WCNC – April 30, 2014
SHELBY, N.C. — There’s a lot of talk about Google Fiber coming to town and offering internet speeds at least 10 times faster than what we have now. That could be years away in Charlotte. But there’s a company that says it’ll give you that same speed by this summer, and they plan to do it without running a wire to your house.
“This is what we refer to as our Shelby head end,” says Dan Limerick of RST Fiber, pointing to a small brown building in the woods just outside Shelby. “This is where it all started, right here.”
But here’s the problem with RST Fiber: nobody’s really heard of RST Fiber.
“They don’t know who you are,” I say.
“No clue,” Limerick says.
So Limerick turned a trailer into a moving billboard that he plans on towing around the state. And he hopes the small brown building he built near Shelby will be the base for something big.
“I see that fiber is the future,” he says.
Limerick made a big bet by burying more than 3,100 miles of fiber optic cable around North Carolina.
Right now, there are fiber optic cables running all around Charlotte and North Carolina, carrying internet signals like water mains carry drinking water. But most of it gets from those big cables to your house via coaxial cable, which is a smaller and slower pipe. It’s what Time Warner Cable uses to provide the vast majority of its internet service. Google Fiber plans to wire houses directly with fiber optic cable, offering gigabit speeds at least 10 times faster than the fastest speeds available at homes locally. RST is offering a third option: Rather than running wires, it would set up radios on things like tall buildings and water towers. You could set up a receiver at your home and still receive the gigabit speeds that Google plans to offer.
“I don’t look at Google as a competitor,” Limerick says. “I look at Google as an ally in this.”
The difference, according to Limerick, is that RST would eventually offer gigabit speeds in places where Google and others won’t go. Avoiding those areas is an old way of thinking, Limerick says.
“What if the same attitude would have prevailed concerning electricity? You’d have electrical connections in Charlotte and Raleigh, but you’d still have kerosene lamps and candles out in some of the rural areas. The country saw years and years ago that that wouldn’t work.”
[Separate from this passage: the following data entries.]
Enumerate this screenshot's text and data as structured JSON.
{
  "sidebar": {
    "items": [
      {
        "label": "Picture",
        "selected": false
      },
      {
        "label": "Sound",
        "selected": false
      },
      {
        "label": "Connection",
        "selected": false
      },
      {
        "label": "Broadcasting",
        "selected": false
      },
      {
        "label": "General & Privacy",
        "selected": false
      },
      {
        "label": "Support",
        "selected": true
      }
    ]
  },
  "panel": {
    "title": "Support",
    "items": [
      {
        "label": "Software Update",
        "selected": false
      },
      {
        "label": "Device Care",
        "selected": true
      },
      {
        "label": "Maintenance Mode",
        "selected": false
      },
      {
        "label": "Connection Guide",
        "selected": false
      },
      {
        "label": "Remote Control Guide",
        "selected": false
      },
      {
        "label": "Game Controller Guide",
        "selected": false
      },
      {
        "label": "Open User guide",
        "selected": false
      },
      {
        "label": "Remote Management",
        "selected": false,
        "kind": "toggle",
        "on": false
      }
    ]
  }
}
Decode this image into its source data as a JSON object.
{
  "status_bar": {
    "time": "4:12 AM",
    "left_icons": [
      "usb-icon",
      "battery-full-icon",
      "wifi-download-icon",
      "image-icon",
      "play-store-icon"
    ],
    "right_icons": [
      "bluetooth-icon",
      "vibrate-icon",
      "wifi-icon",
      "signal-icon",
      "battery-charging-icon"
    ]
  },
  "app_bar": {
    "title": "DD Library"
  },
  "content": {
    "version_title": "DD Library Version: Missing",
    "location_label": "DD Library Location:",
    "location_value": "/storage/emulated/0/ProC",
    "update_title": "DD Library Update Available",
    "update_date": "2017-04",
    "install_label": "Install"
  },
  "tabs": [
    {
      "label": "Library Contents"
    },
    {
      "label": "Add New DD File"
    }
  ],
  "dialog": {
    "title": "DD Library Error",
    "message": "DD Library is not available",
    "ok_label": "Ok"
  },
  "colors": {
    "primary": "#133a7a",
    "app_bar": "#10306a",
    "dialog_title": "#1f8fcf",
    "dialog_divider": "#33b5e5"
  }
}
For now, RST hopes to roll out home service this summer in Charlotte, Raleigh and Asheville, offering gigabit internet at around $100 a month. They also plan to offer television and other services. They’re also planning on dealing with stiff competition. “Number one, we have to be price competitive,” Limerick says. “Number two, we have to provide quality and reliable service.”
Number three? They have to tell people they exist.